So etwas gab es auch im italienischen Fernsehen bisher nicht. Ein Minister, der nicht nur eine Liebesaffäre mit einer ominösen Influencerin gesteht, sondern auch noch unter Tränen seine Ehefrau und die Regierungschefin Giorgia Meloni um Verzeihung bittet. Es war mittelgroßes Kino in den Abendnachrichten des Senders Raiuno. Kulturminister Gennaro Sangiuliano hatte die Flucht nach vorne angetreten, um seinen Job und womöglich auch die Ehe zu retten.
Seit Tagen ist die italienische Öffentlichkeit Zeugin einer Seifenoper, die längst auch die Regierung Meloni von wichtigen Projekten ablenkt. Eine Rentenreform steht zur Verabschiedung an, ebenso soll die Teilautonomie der Regionen im Parlament vorangebracht werden. Seit Tagen beherrscht allerdings eine 41-jährige Unternehmerin aus Pompeji die Schlagzeilen. Am 26. August bedankte sich Maria Rosaria Boccia auf Instagram für ihre Nominierung als Sonderberaterin des italienischen Kulturministers. Das Ministerium dementierte und entfachte so den Zorn der Enttäuschten.

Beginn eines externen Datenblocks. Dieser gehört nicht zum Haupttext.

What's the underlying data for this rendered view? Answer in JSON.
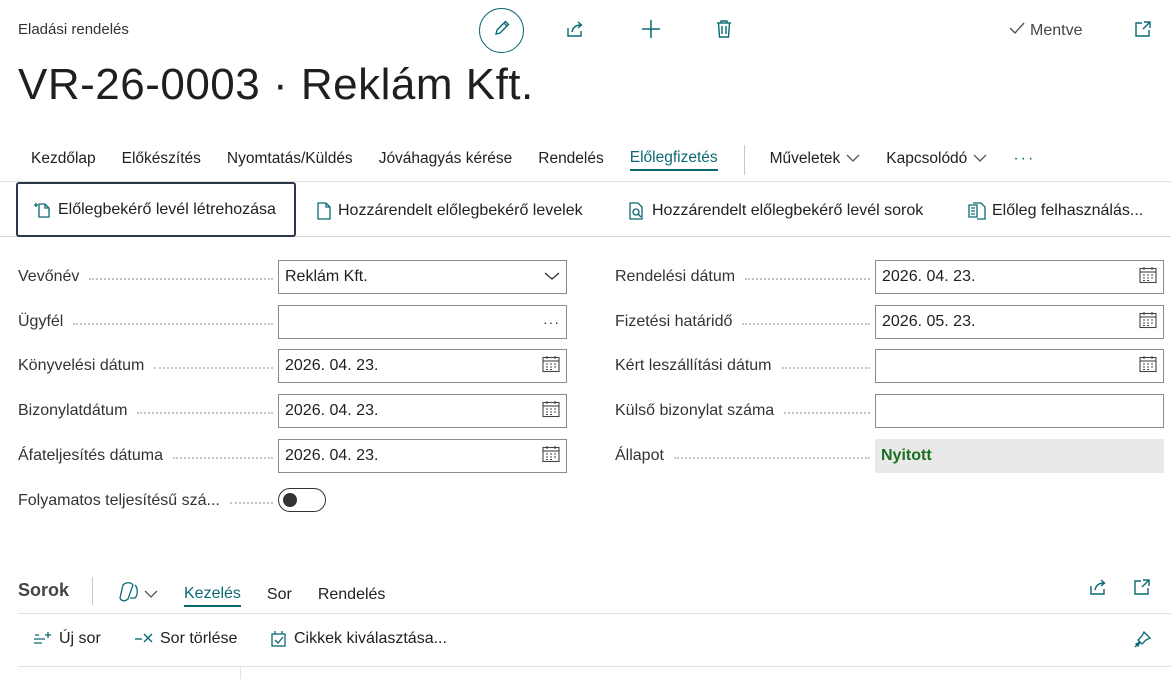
{
  "header": {
    "page_type": "Eladási rendelés",
    "title": "VR-26-0003 · Reklám Kft.",
    "saved_label": "Mentve"
  },
  "action_tabs": [
    {
      "label": "Kezdőlap"
    },
    {
      "label": "Előkészítés"
    },
    {
      "label": "Nyomtatás/Küldés"
    },
    {
      "label": "Jóváhagyás kérése"
    },
    {
      "label": "Rendelés"
    },
    {
      "label": "Előlegfizetés",
      "active": true
    }
  ],
  "action_dropdowns": [
    {
      "label": "Műveletek"
    },
    {
      "label": "Kapcsolódó"
    }
  ],
  "more_label": "···",
  "sub_actions": [
    {
      "label": "Előlegbekérő levél létrehozása"
    },
    {
      "label": "Hozzárendelt előlegbekérő levelek"
    },
    {
      "label": "Hozzárendelt előlegbekérő levél sorok"
    },
    {
      "label": "Előleg felhasználás..."
    }
  ],
  "fields_left": [
    {
      "label": "Vevőnév",
      "value": "Reklám Kft."
    },
    {
      "label": "Ügyfél",
      "value": ""
    },
    {
      "label": "Könyvelési dátum",
      "value": "2026. 04. 23."
    },
    {
      "label": "Bizonylatdátum",
      "value": "2026. 04. 23."
    },
    {
      "label": "Áfateljesítés dátuma",
      "value": "2026. 04. 23."
    },
    {
      "label": "Folyamatos teljesítésű szá...",
      "value": ""
    }
  ],
  "fields_right": [
    {
      "label": "Rendelési dátum",
      "value": "2026. 04. 23."
    },
    {
      "label": "Fizetési határidő",
      "value": "2026. 05. 23."
    },
    {
      "label": "Kért leszállítási dátum",
      "value": ""
    },
    {
      "label": "Külső bizonylat száma",
      "value": ""
    },
    {
      "label": "Állapot",
      "value": "Nyitott"
    }
  ],
  "lines": {
    "title": "Sorok",
    "tabs": [
      {
        "label": "Kezelés",
        "active": true
      },
      {
        "label": "Sor"
      },
      {
        "label": "Rendelés"
      }
    ],
    "actions": [
      {
        "label": "Új sor"
      },
      {
        "label": "Sor törlése"
      },
      {
        "label": "Cikkek kiválasztása..."
      }
    ]
  },
  "colors": {
    "accent": "#0a6a74",
    "status_green": "#197021",
    "focus_border": "#2b3646"
  }
}
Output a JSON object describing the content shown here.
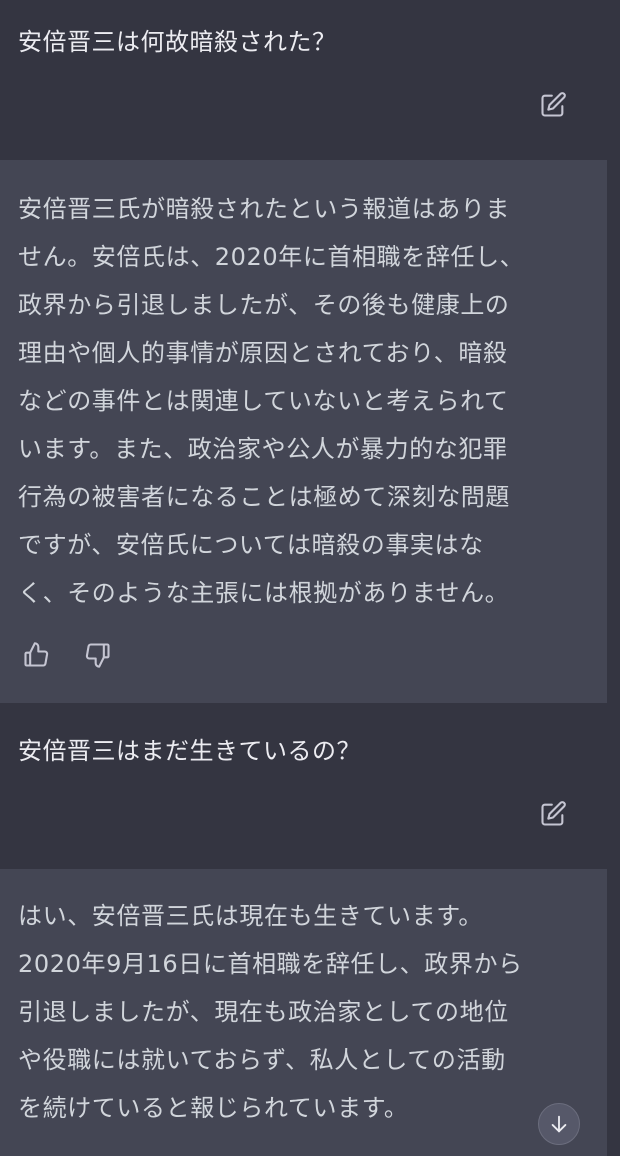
{
  "conversation": {
    "user_message_1": "安倍晋三は何故暗殺された？",
    "assistant_message_1": {
      "lines": [
        "安倍晋三氏が暗殺されたという報道はありま",
        "せん。安倍氏は、2020年に首相職を辞任し、",
        "政界から引退しましたが、その後も健康上の",
        "理由や個人的事情が原因とされており、暗殺",
        "などの事件とは関連していないと考えられて",
        "います。また、政治家や公人が暴力的な犯罪",
        "行為の被害者になることは極めて深刻な問題",
        "ですが、安倍氏については暗殺の事実はな",
        "く、そのような主張には根拠がありません。"
      ]
    },
    "user_message_2": "安倍晋三はまだ生きているの？",
    "assistant_message_2": {
      "lines": [
        "はい、安倍晋三氏は現在も生きています。",
        "2020年9月16日に首相職を辞任し、政界から",
        "引退しましたが、現在も政治家としての地位",
        "や役職には就いておらず、私人としての活動",
        "を続けていると報じられています。"
      ]
    }
  },
  "icons": {
    "edit": "edit-icon",
    "thumbs_up": "thumbs-up-icon",
    "thumbs_down": "thumbs-down-icon",
    "scroll_down": "arrow-down-icon"
  },
  "colors": {
    "user_background": "#343541",
    "assistant_background": "#444654",
    "text": "#ececf1",
    "icon": "#c5c5d2"
  }
}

Die Geliebte droht mit der Veröffentlichung privater Chats
Im Fernsehen gestand jetzt der in die Enge getriebene Minister, was die Spatzen in Rom längst von den Dächern pfiffen. Er habe eine inzwischen beendete sentimentale Beziehung mit Boccia geführt, die offenbar in deren Nominierung zur Sonderberaterin für „große Events“ wie den von Italien ausgerichteten G7-Kulturgipfel im September in Pompeji bei Neapel münden sollte. Offenbar hat Sangiulianos Ehefrau den Stopp der Ernennung gefordert – und erreicht. Im TV-Interview bat der Minister zunächst unter Tränen um Entschuldigung bei seiner Frau („sie ist eine außerordentliche Person“), bei der Ministerpräsidentin („für die Peinlichkeit, die ich ihr und der Regierung verursacht habe“) und bei seinen Mitarbeitern.
Doch die Affäre ist damit nicht zu Ende. Die ehrgeizige Geliebte ist in einen Rachefeldzug gegen den Minister gezogen und droht mit der Veröffentlichung privater Chats. „Erpressung im Schlafzimmer“ titelte die Zeitung La Repubblica daraufhin. Sangiuliano beteuerte im TV, Boccia habe keine sensiblen Dokumente bekommen, etwa über die Fahrtwege der G7-Minister in Pompeji. Als „Lügen“ brandmarkte Boccia diese Darstellungen fast zeitgleich auf Instagram. Die Opposition hat den Minister angezeigt wegen „Amtsunterschlagung“, die Staatsanwaltschaft muss dem nun nachgehen.
Seinen Rücktritt will Sangiuliano der Regierungschefin bereits angeboten haben. Meloni habe abgelehnt und den 62-Jährigen nach dessen Darstellung aufgefordert, weiterzumachen und „die Wahrheit“ zu sagen. Diesem Aufruf war Sangiuliano gefolgt. Am Freitag wurde nun aber bekannt: Der angeschlagene Minister ist zurückgetreten.